Голова сахара. Сербская классическая сатира и юмор
Шрифт:
— Эс лебе дас Дойчен фатерлянд![6]
Должно быть, это был пруссак, и ему примерещилось, что где-то на баррикадах в него угодила республиканская пуля; и вправду, казалось, будто он умирает.
— Ди лейте зинд… ди… ди…[7] — И захрапел наш бедняга культуртрегер.

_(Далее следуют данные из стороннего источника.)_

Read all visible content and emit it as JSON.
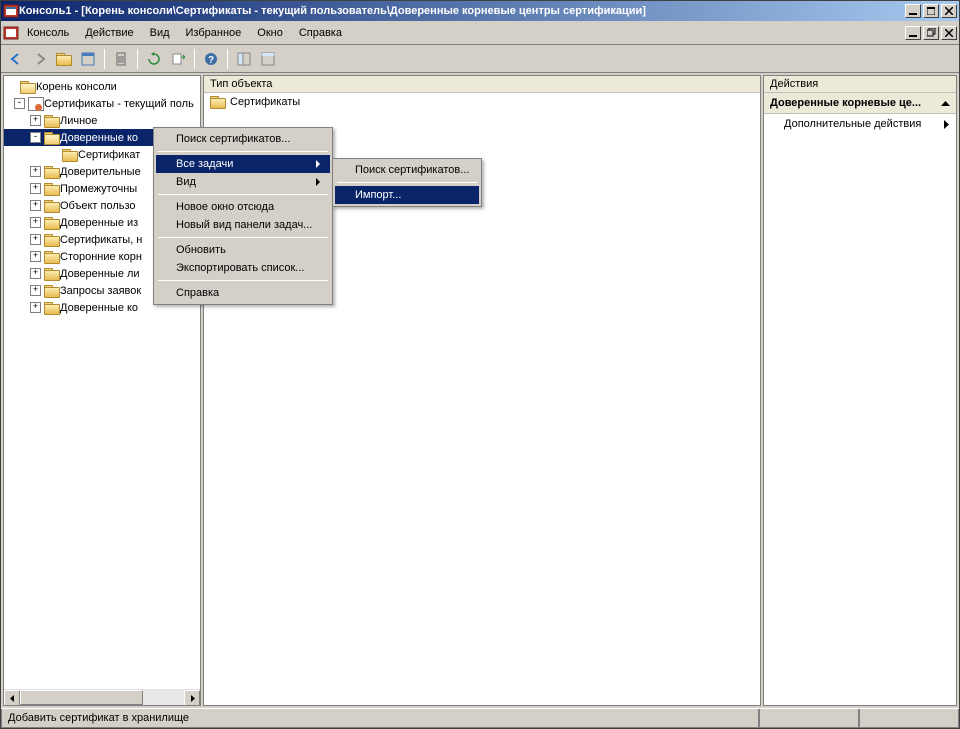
{
  "title": "Консоль1 - [Корень консоли\\Сертификаты - текущий пользователь\\Доверенные корневые центры сертификации]",
  "menubar": {
    "items": [
      "Консоль",
      "Действие",
      "Вид",
      "Избранное",
      "Окно",
      "Справка"
    ]
  },
  "tree": {
    "root": "Корень консоли",
    "certs": "Сертификаты - текущий поль",
    "nodes": [
      {
        "label": "Личное",
        "exp": "+"
      },
      {
        "label": "Доверенные ко",
        "exp": "-",
        "selected": true
      },
      {
        "label": "Сертификат",
        "child": true
      },
      {
        "label": "Доверительные",
        "exp": "+"
      },
      {
        "label": "Промежуточны",
        "exp": "+"
      },
      {
        "label": "Объект пользо",
        "exp": "+"
      },
      {
        "label": "Доверенные из",
        "exp": "+"
      },
      {
        "label": "Сертификаты, н",
        "exp": "+"
      },
      {
        "label": "Сторонние корн",
        "exp": "+"
      },
      {
        "label": "Доверенные ли",
        "exp": "+"
      },
      {
        "label": "Запросы заявок",
        "exp": "+"
      },
      {
        "label": "Доверенные ко",
        "exp": "+"
      }
    ]
  },
  "middle": {
    "header": "Тип объекта",
    "rows": [
      "Сертификаты"
    ]
  },
  "actions": {
    "header": "Действия",
    "section": "Доверенные корневые це...",
    "items": [
      "Дополнительные действия"
    ]
  },
  "context_menu": {
    "items": [
      {
        "label": "Поиск сертификатов..."
      },
      {
        "sep": true
      },
      {
        "label": "Все задачи",
        "sub": true,
        "highlighted": true
      },
      {
        "label": "Вид",
        "sub": true
      },
      {
        "sep": true
      },
      {
        "label": "Новое окно отсюда"
      },
      {
        "label": "Новый вид панели задач..."
      },
      {
        "sep": true
      },
      {
        "label": "Обновить"
      },
      {
        "label": "Экспортировать список..."
      },
      {
        "sep": true
      },
      {
        "label": "Справка"
      }
    ],
    "submenu": [
      {
        "label": "Поиск сертификатов..."
      },
      {
        "sep": true
      },
      {
        "label": "Импорт...",
        "highlighted": true
      }
    ]
  },
  "statusbar": "Добавить сертификат в хранилище"
}
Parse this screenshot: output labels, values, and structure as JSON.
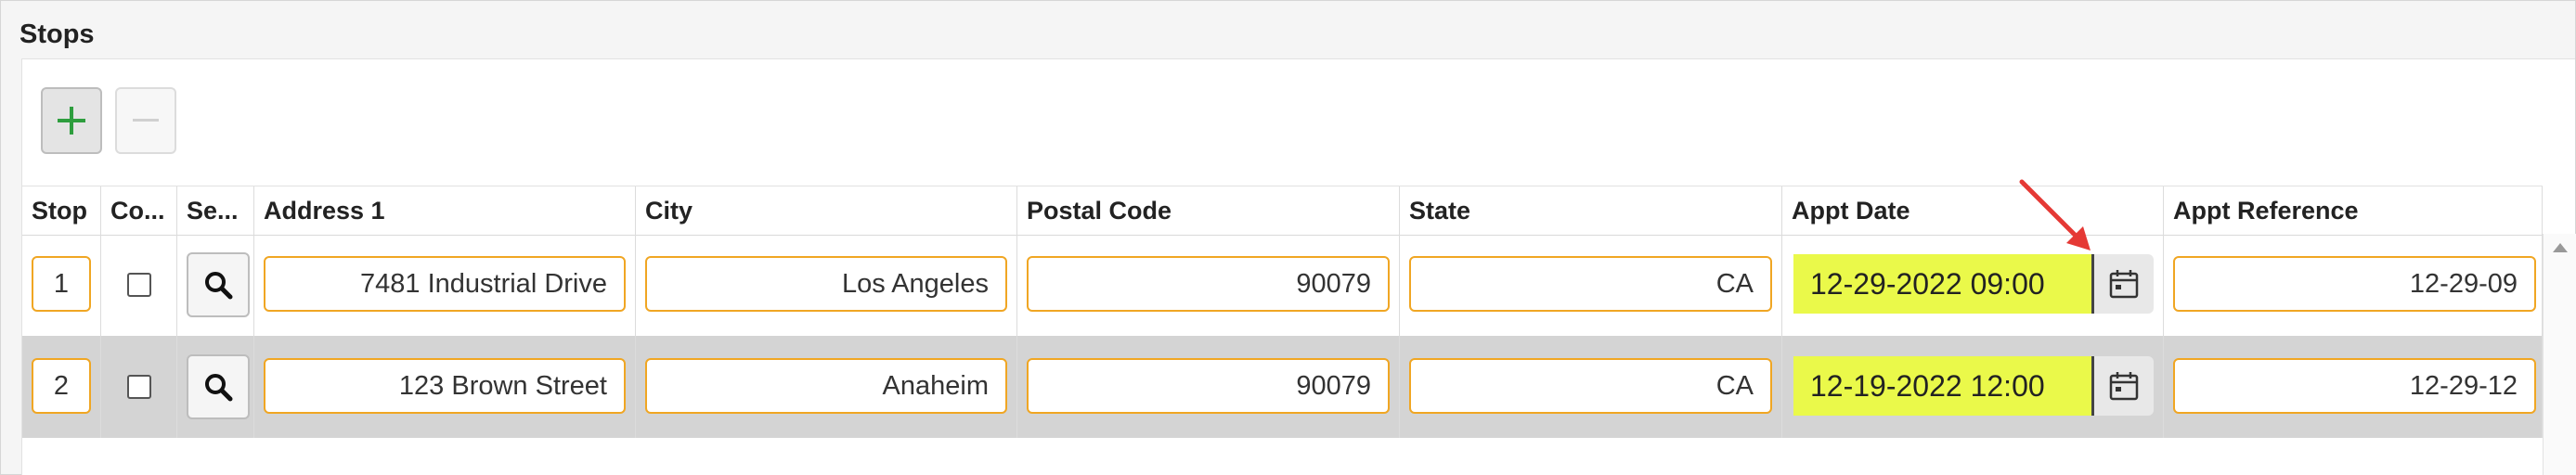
{
  "section": {
    "title": "Stops"
  },
  "toolbar": {
    "add_icon": "plus-icon",
    "remove_icon": "minus-icon"
  },
  "columns": [
    "Stop",
    "Co...",
    "Se...",
    "Address 1",
    "City",
    "Postal Code",
    "State",
    "Appt Date",
    "Appt Reference"
  ],
  "rows": [
    {
      "stop": "1",
      "checked": false,
      "address1": "7481 Industrial Drive",
      "city": "Los Angeles",
      "postal_code": "90079",
      "state": "CA",
      "appt_date": "12-29-2022 09:00",
      "appt_reference": "12-29-09"
    },
    {
      "stop": "2",
      "checked": false,
      "address1": "123 Brown Street",
      "city": "Anaheim",
      "postal_code": "90079",
      "state": "CA",
      "appt_date": "12-19-2022 12:00",
      "appt_reference": "12-29-12"
    }
  ],
  "colors": {
    "field_border": "#f0a623",
    "date_highlight": "#eaf94a",
    "annotation_arrow": "#e53935",
    "plus_green": "#2e9e3e",
    "alt_row": "#d4d4d4"
  }
}
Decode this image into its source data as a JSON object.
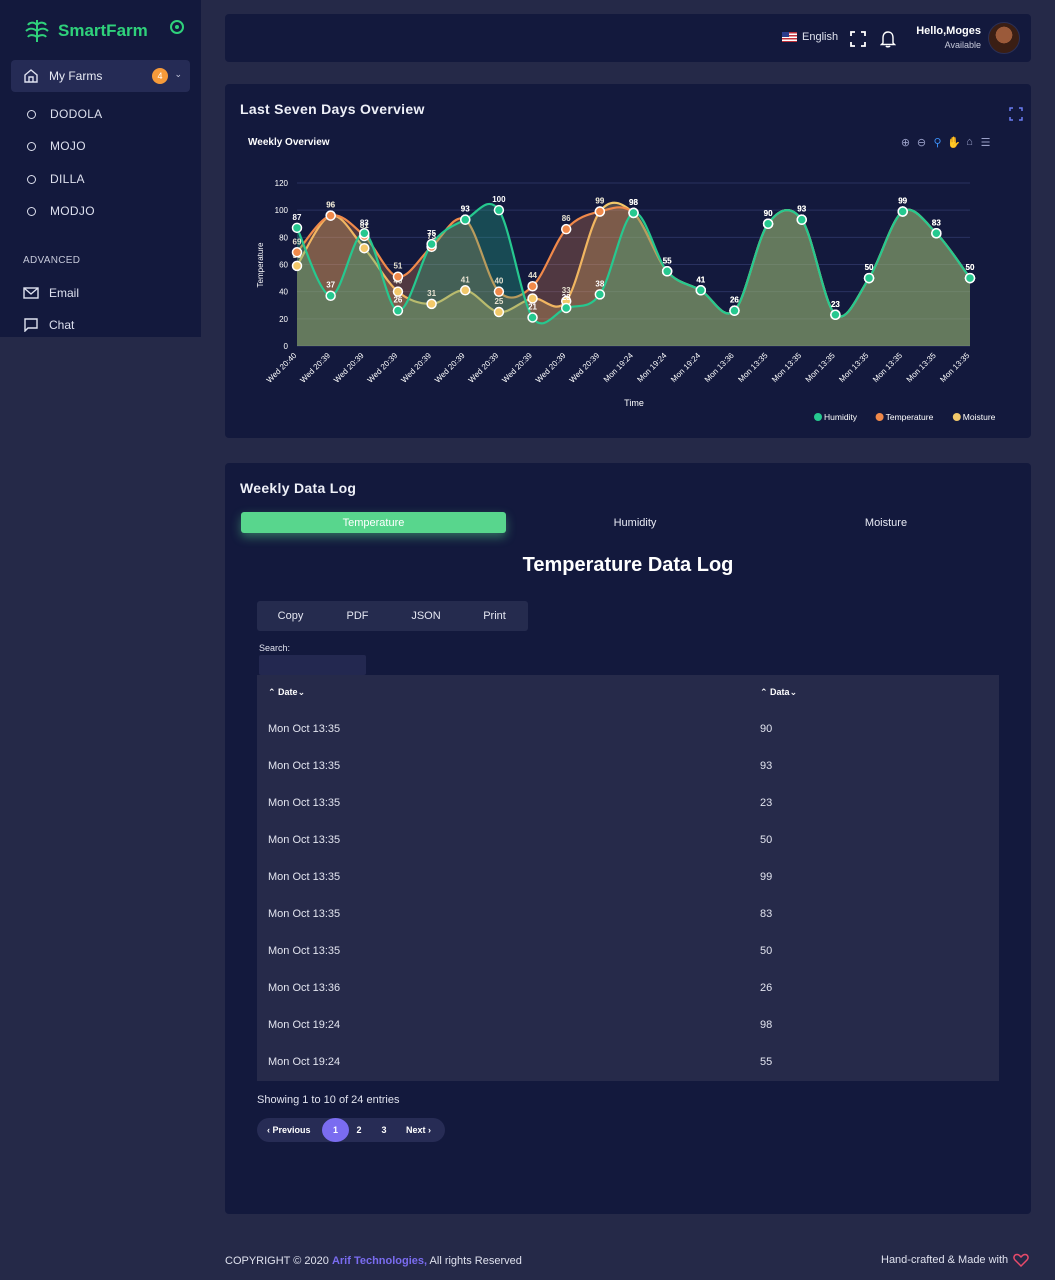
{
  "sidebar": {
    "brand": "SmartFarm",
    "my_farms": {
      "label": "My Farms",
      "badge": "4"
    },
    "farms": [
      "DODOLA",
      "MOJO",
      "DILLA",
      "MODJO"
    ],
    "section_label": "ADVANCED",
    "links": [
      {
        "label": "Email",
        "icon": "mail-icon"
      },
      {
        "label": "Chat",
        "icon": "chat-icon"
      }
    ]
  },
  "header": {
    "language": "English",
    "greeting": "Hello,Moges",
    "status": "Available"
  },
  "overview": {
    "title": "Last Seven Days Overview",
    "chart_title": "Weekly Overview"
  },
  "chart_data": {
    "type": "area",
    "title": "Weekly Overview",
    "xlabel": "Time",
    "ylabel": "Temperature",
    "ylim": [
      0,
      120
    ],
    "yticks": [
      0,
      20,
      40,
      60,
      80,
      100,
      120
    ],
    "categories": [
      "Wed 20:40",
      "Wed 20:39",
      "Wed 20:39",
      "Wed 20:39",
      "Wed 20:39",
      "Wed 20:39",
      "Wed 20:39",
      "Wed 20:39",
      "Wed 20:39",
      "Wed 20:39",
      "Mon 19:24",
      "Mon 19:24",
      "Mon 19:24",
      "Mon 13:36",
      "Mon 13:35",
      "Mon 13:35",
      "Mon 13:35",
      "Mon 13:35",
      "Mon 13:35",
      "Mon 13:35",
      "Mon 13:35"
    ],
    "series": [
      {
        "name": "Humidity",
        "color": "#26c88f",
        "values": [
          87,
          37,
          83,
          26,
          75,
          93,
          100,
          21,
          28,
          38,
          98,
          55,
          41,
          26,
          90,
          93,
          23,
          50,
          99,
          83,
          50
        ]
      },
      {
        "name": "Temperature",
        "color": "#f0894a",
        "values": [
          69,
          96,
          81,
          51,
          73,
          93,
          40,
          44,
          86,
          99,
          98,
          55,
          41,
          26,
          90,
          93,
          23,
          50,
          99,
          83,
          50
        ]
      },
      {
        "name": "Moisture",
        "color": "#f2c86a",
        "values": [
          59,
          96,
          72,
          40,
          31,
          41,
          25,
          35,
          33,
          99,
          98,
          55,
          41,
          26,
          90,
          93,
          23,
          50,
          99,
          83,
          50
        ]
      }
    ],
    "legend_position": "bottom-right",
    "grid": true
  },
  "datalog": {
    "title": "Weekly Data Log",
    "tabs": [
      "Temperature",
      "Humidity",
      "Moisture"
    ],
    "active_tab": "Temperature",
    "heading": "Temperature Data Log",
    "buttons": [
      "Copy",
      "PDF",
      "JSON",
      "Print"
    ],
    "search_label": "Search:",
    "columns": [
      "Date",
      "Data"
    ],
    "rows": [
      [
        "Mon Oct 13:35",
        "90"
      ],
      [
        "Mon Oct 13:35",
        "93"
      ],
      [
        "Mon Oct 13:35",
        "23"
      ],
      [
        "Mon Oct 13:35",
        "50"
      ],
      [
        "Mon Oct 13:35",
        "99"
      ],
      [
        "Mon Oct 13:35",
        "83"
      ],
      [
        "Mon Oct 13:35",
        "50"
      ],
      [
        "Mon Oct 13:36",
        "26"
      ],
      [
        "Mon Oct 19:24",
        "98"
      ],
      [
        "Mon Oct 19:24",
        "55"
      ]
    ],
    "showing": "Showing 1 to 10 of 24 entries",
    "pagination": {
      "prev": "Previous",
      "pages": [
        "1",
        "2",
        "3"
      ],
      "current": "1",
      "next": "Next"
    }
  },
  "footer": {
    "copyright": "COPYRIGHT © 2020",
    "brand": "Arif Technologies,",
    "rights": "All rights Reserved",
    "made_with": "Hand-crafted & Made with"
  }
}
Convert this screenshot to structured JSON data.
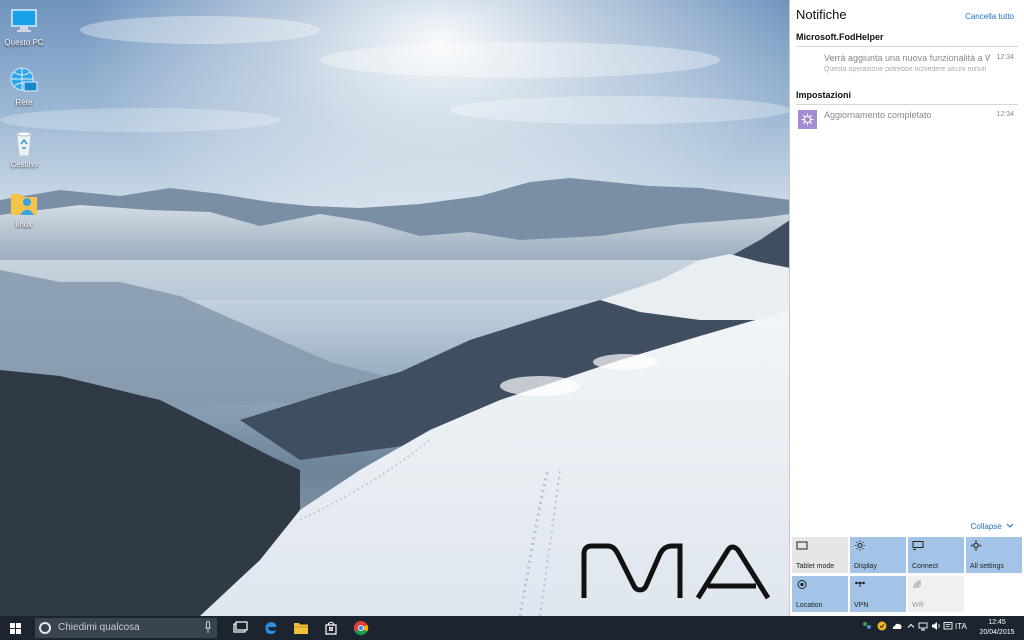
{
  "desktop": {
    "icons": [
      {
        "label": "Questo PC",
        "icon": "this-pc-icon"
      },
      {
        "label": "Rete",
        "icon": "network-icon"
      },
      {
        "label": "Cestino",
        "icon": "recycle-bin-icon"
      },
      {
        "label": "linux",
        "icon": "user-folder-icon"
      }
    ],
    "watermark": "MA"
  },
  "action_center": {
    "title": "Notifiche",
    "clear_all": "Cancella tutto",
    "groups": [
      {
        "name": "Microsoft.FodHelper",
        "notifications": [
          {
            "title": "Verrà aggiunta una nuova funzionalità a Windows",
            "body": "Questa operazione potrebbe richiedere alcuni minuti",
            "time": "12:34"
          }
        ]
      },
      {
        "name": "Impostazioni",
        "notifications": [
          {
            "title": "Aggiornamento completato",
            "body": "",
            "time": "12:34",
            "icon": "gear-icon"
          }
        ]
      }
    ],
    "collapse_label": "Collapse",
    "quick_actions": [
      {
        "label": "Tablet mode",
        "icon": "tablet-mode-icon",
        "state": "off"
      },
      {
        "label": "Display",
        "icon": "brightness-icon",
        "state": "on"
      },
      {
        "label": "Connect",
        "icon": "connect-icon",
        "state": "on"
      },
      {
        "label": "All settings",
        "icon": "gear-icon",
        "state": "on"
      },
      {
        "label": "Location",
        "icon": "location-icon",
        "state": "on"
      },
      {
        "label": "VPN",
        "icon": "vpn-icon",
        "state": "on"
      },
      {
        "label": "Wifi",
        "icon": "wifi-icon",
        "state": "disabled"
      }
    ]
  },
  "taskbar": {
    "search_placeholder": "Chiedimi qualcosa",
    "apps": [
      "task-view-icon",
      "edge-icon",
      "file-explorer-icon",
      "store-icon",
      "chrome-icon"
    ],
    "language": "ITA",
    "time": "12:45",
    "date": "20/04/2015"
  },
  "colors": {
    "accent": "#1f6fc5",
    "tile_on": "#a3c4e6",
    "tile_off": "#e6e6e6",
    "taskbar": "#1c2430"
  }
}
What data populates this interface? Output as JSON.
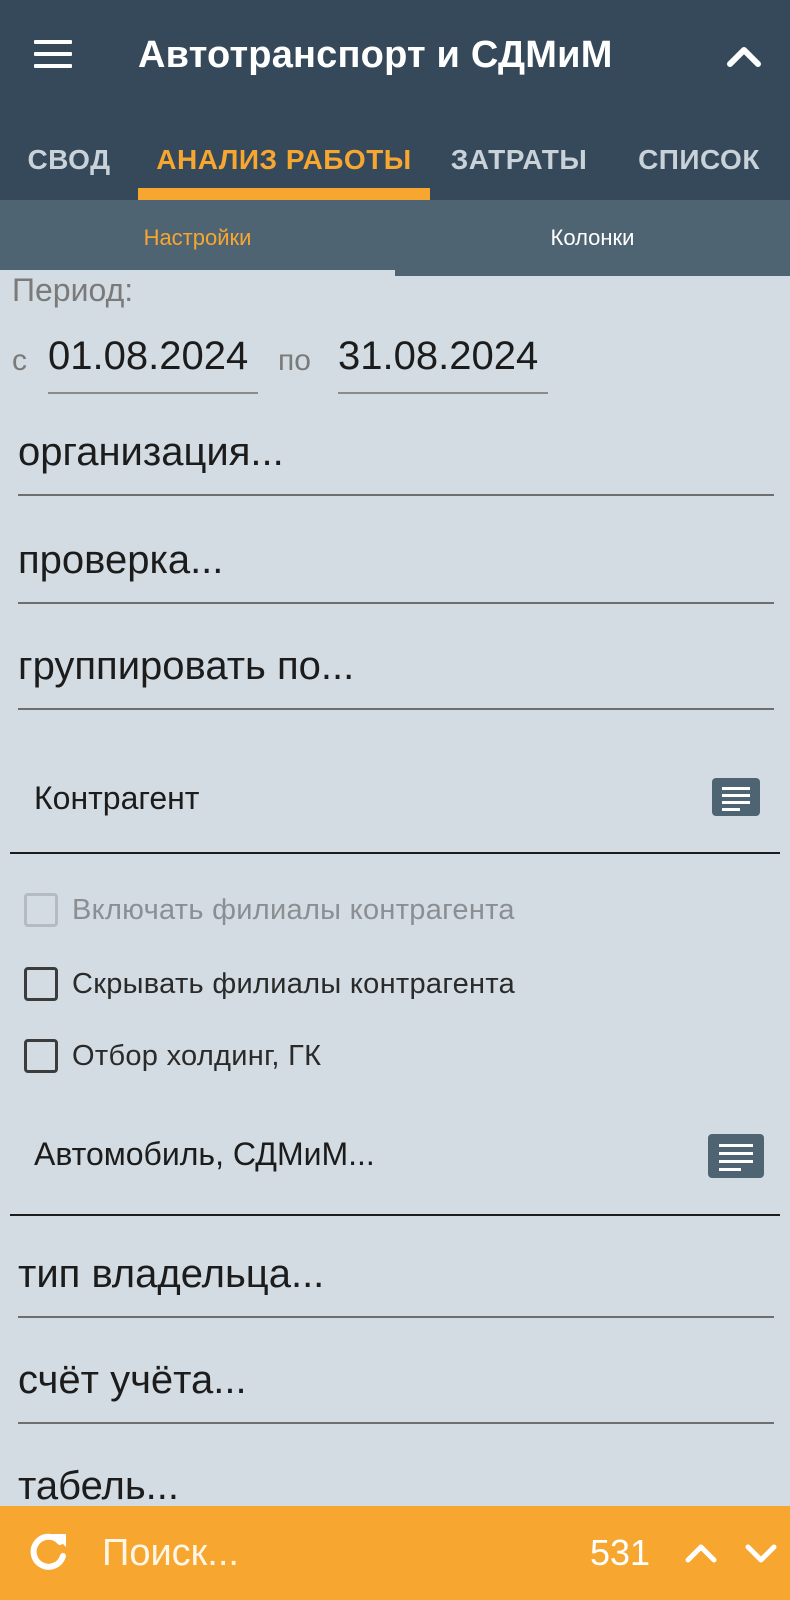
{
  "header": {
    "title": "Автотранспорт и СДМиМ",
    "menu_icon": "hamburger-menu-icon",
    "collapse_icon": "chevron-up-icon"
  },
  "tabs": [
    {
      "label": "СВОД",
      "active": false
    },
    {
      "label": "АНАЛИЗ РАБОТЫ",
      "active": true
    },
    {
      "label": "ЗАТРАТЫ",
      "active": false
    },
    {
      "label": "СПИСОК",
      "active": false
    }
  ],
  "subtabs": [
    {
      "label": "Настройки",
      "active": true
    },
    {
      "label": "Колонки",
      "active": false
    }
  ],
  "period": {
    "label": "Период:",
    "from_label": "с",
    "from": "01.08.2024",
    "to_label": "по",
    "to": "31.08.2024"
  },
  "fields": {
    "organization": "организация...",
    "check": "проверка...",
    "group_by": "группировать по...",
    "owner_type": "тип владельца...",
    "account": "счёт учёта...",
    "timesheet": "табель..."
  },
  "selects": {
    "counterparty": "Контрагент",
    "vehicle": "Автомобиль, СДМиМ..."
  },
  "checkboxes": [
    {
      "label": "Включать филиалы контрагента",
      "checked": false,
      "disabled": true
    },
    {
      "label": "Скрывать филиалы контрагента",
      "checked": false,
      "disabled": false
    },
    {
      "label": "Отбор холдинг, ГК",
      "checked": false,
      "disabled": false
    }
  ],
  "bottom": {
    "search_placeholder": "Поиск...",
    "count": "531"
  },
  "colors": {
    "header_bg": "#35495a",
    "accent": "#f7a630",
    "subtab_bg": "#4f6472",
    "content_bg": "#d3dce2"
  }
}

Так выглядит кофейня у входа, а в глубине — о, тут совсем другая публика: пять-шесть пенсионеров, семь-восемь торговцев и те, что не продают ни шелк, ни сталь, а тихо-мирно дают деньги взаймы… О, воистину милосердные, добрые люди!.. Они ничего не делают — курят, едят, пьют и получают проценты… Так им ниспослано богом, а власти их не трогают, ибо люди они почтенные, у них есть деньги, а деньги — убедительное доказательство наивысшей порядочности человеческой личности. Взгляните, к примеру, на этого толстяка, что ходит обычно в серой епанче и с воротником
— Знаете, люди добрые! Хотите верьте, хотите нет, — этими словами начинал он каждый свой рассказ, как, например, газета «Видовдан» начинает свои передовицы — сперва схема, содержание, семейные дела его высочества, затем держава как таковая: ведь в организме державы всегда есть больной сустав — тот ее член, что осмелился проявить недовольство нашим «статус-кво»; итак: — Знаете, люди добрые, что касается моего побратима, хотите верьте, хотите нет — но это такое бескорыстное сердце, исключительная душа, редкая честность! Хотите верьте, хотите нет, но он не пропускает ни одного православного праздника, ходит в церковь, почитает духовенство. Как-то накануне свадьбы фрайлы Юци мне рассказывала достопочтенная протоиерейша, что побратим мой бросил на поднос две полновесные монеты по двадцать крейцеров каждая, а когда в канун николина дня господин протоиерей святил воду, побратим поцеловал ему руку… Хотите верьте, хотите нет, но он в самом деле хороший человек! А как его все почитают! Боже мой! Из-за него и наши, и турецкие аристократы готовы передраться. Вот, например, был тут проездом Кабул-эфенди, так сразу бросился его разыскивать, отобедал у него и подарил ему четки. А знаете какие? Из чистейшего янтаря! Был побратим и на венгерской войне{15} — с тех пор он, бедняга, и страдает ожирением. Знаете, жители Бачки и Баната ссорились, оспаривая его друг у друга, угощали одними тортами и паштетами — тут перекусит, там закусит, вот и вернулся мой побратим тучным, как… как вршацкий епископ… Аппетит у него и сейчас, слава богу, отменный; начнет есть, кажется, готов волка живьем слопать… Хотите верьте, хотите нет, но побратим мой человек замечательный!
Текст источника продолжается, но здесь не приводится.